The Curse of the Mummy's Tomb

Are you down for mummy schlock?  Even for Hammer in 1964, this was treated as schlock.  The Curse of the Mummy's Tomb wasn't imparted the posh, ritzy budget of 1959's The Mummy, and it shows.  This is less of a sequel and more of "another Mummy movie."  Hell, it's almost a remake, save for teensy-weensy ripples in the plot.  Don't worry, comrades; I won't spoil twists.  But like, would anyone care if I did?  I could post a facsimile of the script, and I doubt many people would give (or take) a fuck.  My mom says I use too much profanity on here.

The motherfucking plot is by-the-numbers stuff when it comes to sand, sarcophagi and the bandaged undead.  There is an archaeological dig in Egypt, Montana.

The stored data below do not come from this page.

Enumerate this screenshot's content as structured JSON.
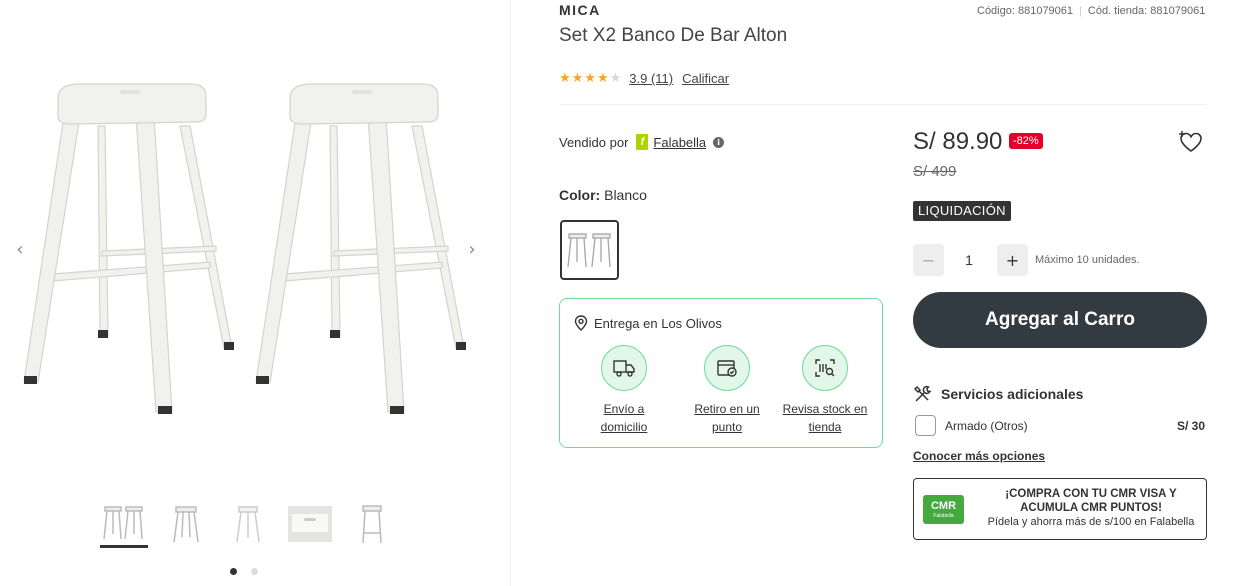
{
  "gallery": {
    "thumbnails": [
      "thumb-1",
      "thumb-2",
      "thumb-3",
      "thumb-4",
      "thumb-5"
    ],
    "active_thumbnail": 1,
    "dots": 2,
    "active_dot": 1
  },
  "product": {
    "brand": "MICA",
    "title": "Set X2 Banco De Bar Alton",
    "codes": {
      "code": "Código: 881079061",
      "store_code": "Cód. tienda: 881079061"
    },
    "rating": {
      "stars": 3.9,
      "value_text": "3.9 (11)",
      "rate_label": "Calificar"
    }
  },
  "seller": {
    "label": "Vendido por",
    "name": "Falabella"
  },
  "color": {
    "label": "Color:",
    "value": "Blanco"
  },
  "delivery": {
    "location": "Entrega en Los Olivos",
    "options": [
      {
        "line1": "Envío a",
        "line2": "domicilio",
        "icon": "truck-icon"
      },
      {
        "line1": "Retiro en un",
        "line2": "punto",
        "icon": "store-pickup-icon"
      },
      {
        "line1": "Revisa stock en",
        "line2": "tienda",
        "icon": "stock-search-icon"
      }
    ]
  },
  "pricing": {
    "price": "S/ 89.90",
    "discount": "-82%",
    "old_price": "S/ 499",
    "badge": "LIQUIDACIÓN"
  },
  "quantity": {
    "minus": "−",
    "value": "1",
    "plus": "+",
    "max_text": "Máximo 10 unidades."
  },
  "cart": {
    "add_label": "Agregar al Carro"
  },
  "services": {
    "title": "Servicios adicionales",
    "items": [
      {
        "name": "Armado (Otros)",
        "price": "S/ 30"
      }
    ],
    "more_label": "Conocer más opciones"
  },
  "cmr": {
    "logo_main": "CMR",
    "logo_sub": "Falabella",
    "line1": "¡COMPRA CON TU CMR VISA Y",
    "line2": "ACUMULA CMR PUNTOS!",
    "line3": "Pídela y ahorra más de s/100 en Falabella"
  },
  "colors": {
    "accent_dark": "#333b42",
    "discount_red": "#e4002b",
    "delivery_green": "#6fdc95",
    "star": "#f5a623",
    "falabella_green": "#aad500",
    "cmr_green": "#44a93e"
  }
}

HOLD THE FORT.  I've just been informed that Egypt is a country in the Middle East and not an American city.  Huh.  So they excavate the remains of Ra, a prince whose assassination was ordered by his twin brother.  An American swindler wants to put the prince and his treasure on display in London.  Y'know, make a roadshow out of it.  The locals warn that this might provoke the curse of the mummy's tomb.  Hey, whaddya know?  That's the title!

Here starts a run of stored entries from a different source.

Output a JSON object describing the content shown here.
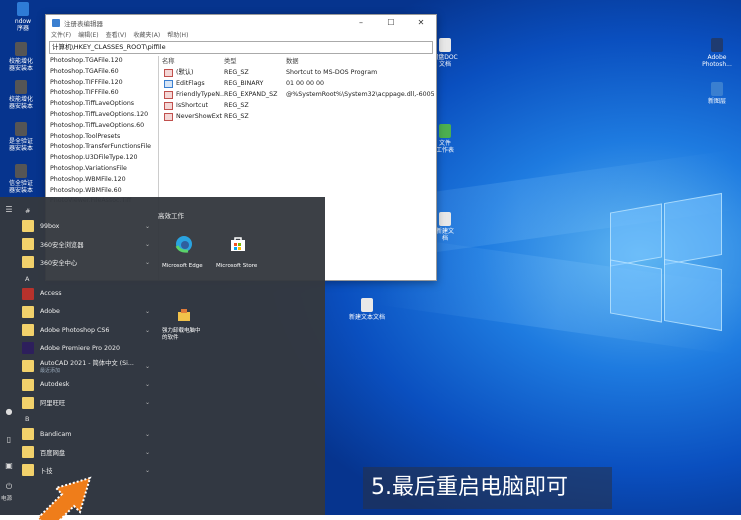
{
  "desktop": {
    "icons_left": [
      {
        "label": "ndow\n序器",
        "color": "#2e7bd6"
      },
      {
        "label": "校能增化\n器安装本",
        "color": "#555"
      },
      {
        "label": "校能增化\n器安装本",
        "color": "#555"
      },
      {
        "label": "是全验证\n器安装本",
        "color": "#555"
      },
      {
        "label": "信全验证\n器安装本",
        "color": "#555"
      }
    ],
    "icons_right": [
      {
        "label": "Adobe\nPhotosh...",
        "color": "#1f3b70"
      },
      {
        "label": "新图层",
        "color": "#3a7fd0"
      }
    ],
    "icons_middle": [
      {
        "label": "网盘DOC\n文档",
        "color": "#e8e8e8"
      },
      {
        "label": "文件\n工作表",
        "color": "#4caf50"
      },
      {
        "label": "新建文\n档",
        "color": "#e8e8e8"
      },
      {
        "label": "新建文本文档",
        "color": "#e8e8e8"
      }
    ]
  },
  "regedit": {
    "title": "注册表编辑器",
    "menus": [
      "文件(F)",
      "编辑(E)",
      "查看(V)",
      "收藏夹(A)",
      "帮助(H)"
    ],
    "address": "计算机\\HKEY_CLASSES_ROOT\\piffile",
    "tree": [
      "Photoshop.TGAFile.120",
      "Photoshop.TGAFile.60",
      "Photoshop.TIFFFile.120",
      "Photoshop.TIFFFile.60",
      "Photoshop.TiffLaveOptions",
      "Photoshop.TiffLaveOptions.120",
      "Photoshop.TiffLaveOptions.60",
      "Photoshop.ToolPresets",
      "Photoshop.TransferFunctionsFile",
      "Photoshop.U3DFileType.120",
      "Photoshop.VariationsFile",
      "Photoshop.WBMFile.120",
      "Photoshop.WBMFile.60",
      "PhotoViewer.FileAssoc.Tiff"
    ],
    "columns": [
      "名称",
      "类型",
      "数据"
    ],
    "rows": [
      {
        "name": "(默认)",
        "type": "REG_SZ",
        "data": "Shortcut to MS-DOS Program",
        "icon": "string"
      },
      {
        "name": "EditFlags",
        "type": "REG_BINARY",
        "data": "01 00 00 00",
        "icon": "binary"
      },
      {
        "name": "FriendlyTypeN...",
        "type": "REG_EXPAND_SZ",
        "data": "@%SystemRoot%\\System32\\acppage.dll,-6005",
        "icon": "string"
      },
      {
        "name": "IsShortcut",
        "type": "REG_SZ",
        "data": "",
        "icon": "string"
      },
      {
        "name": "NeverShowExt",
        "type": "REG_SZ",
        "data": "",
        "icon": "string"
      }
    ]
  },
  "start_menu": {
    "rail_bottom_label": "电源",
    "apps": [
      {
        "kind": "letter",
        "text": "#"
      },
      {
        "kind": "app",
        "name": "99box",
        "chev": true,
        "color": "#f2d16b"
      },
      {
        "kind": "app",
        "name": "360安全浏览器",
        "chev": true,
        "color": "#f2d16b"
      },
      {
        "kind": "app",
        "name": "360安全中心",
        "chev": true,
        "color": "#f2d16b"
      },
      {
        "kind": "letter",
        "text": "A"
      },
      {
        "kind": "app",
        "name": "Access",
        "chev": false,
        "color": "#b7322c"
      },
      {
        "kind": "app",
        "name": "Adobe",
        "chev": true,
        "color": "#f2d16b"
      },
      {
        "kind": "app",
        "name": "Adobe Photoshop CS6",
        "chev": true,
        "color": "#f2d16b"
      },
      {
        "kind": "app",
        "name": "Adobe Premiere Pro 2020",
        "chev": false,
        "color": "#2d1f5c"
      },
      {
        "kind": "app",
        "name": "AutoCAD 2021 - 简体中文 (Si...",
        "sub": "最近添加",
        "chev": true,
        "color": "#f2d16b"
      },
      {
        "kind": "app",
        "name": "Autodesk",
        "chev": true,
        "color": "#f2d16b"
      },
      {
        "kind": "app",
        "name": "阿里旺旺",
        "chev": true,
        "color": "#f2d16b"
      },
      {
        "kind": "letter",
        "text": "B"
      },
      {
        "kind": "app",
        "name": "Bandicam",
        "chev": true,
        "color": "#f2d16b"
      },
      {
        "kind": "app",
        "name": "百度网盘",
        "chev": true,
        "color": "#f2d16b"
      },
      {
        "kind": "app",
        "name": "卜技",
        "chev": true,
        "color": "#f2d16b"
      }
    ],
    "tiles_title": "高效工作",
    "tiles": [
      {
        "label": "Microsoft Edge",
        "color": "#2f5f9e",
        "icon": "edge-icon"
      },
      {
        "label": "Microsoft Store",
        "color": "#2e7fd9",
        "icon": "store-icon"
      },
      {
        "label": "强力卸载电脑中\n的软件",
        "color": "#2e7fd9",
        "icon": "uninstall-icon"
      }
    ]
  },
  "caption": "5.最后重启电脑即可"
}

As automated as the narrative feels, the viewer has time to warm up to the main characters.  That doesn't mean that everyone is well-developed (that's certainly not the case), nor does it mean that the acting is stout across the board.  Terence Morgan is frankly disinterested as the vanilla protagonist.  But the exposition puts us in the room/cave with these prehistorians and we pick up on their gimmicks, if I may use a wrestling term.  For a film of this nature, that's good enough.  I enjoyed the build-up.  Of course, I popped (wrestling term numero dos...my insincere apologies) for the mummy horror, and I dug Ra's aesthetic.  He is presented as a lumbering Fulci fragment, as opposed to Christopher Lee's wiry performance in the original.

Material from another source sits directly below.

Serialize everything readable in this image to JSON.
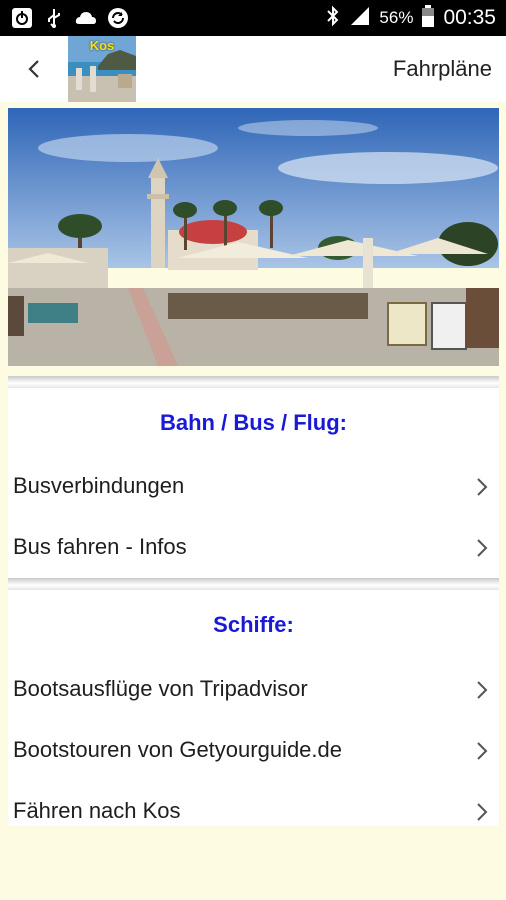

Kudos to the prologue.  It features wet gore in the guise of a severed hand.  Caught me off guard, but that's the sole instance of on-screen violence made manifest.  Despite the subjacent funding, writer/director Michael Carreras managed to cobble a sleek picture together.  The Curse of the Mummy's Tomb is easy on the stomach.  Now, was the "big reveal" predictable?  Yes.  Is Jeanne Roland about as annoying as she is alluring?  Yes, and she's extremely alluring.  Apparently, she was dubbed, but I couldn't tell. I'm merely including the factoid as bonus material.  That's right; my reviews contain bonus material.  In addition to factoids, this sleigh ride is enriched with a full frame transfer.  I should be charging you!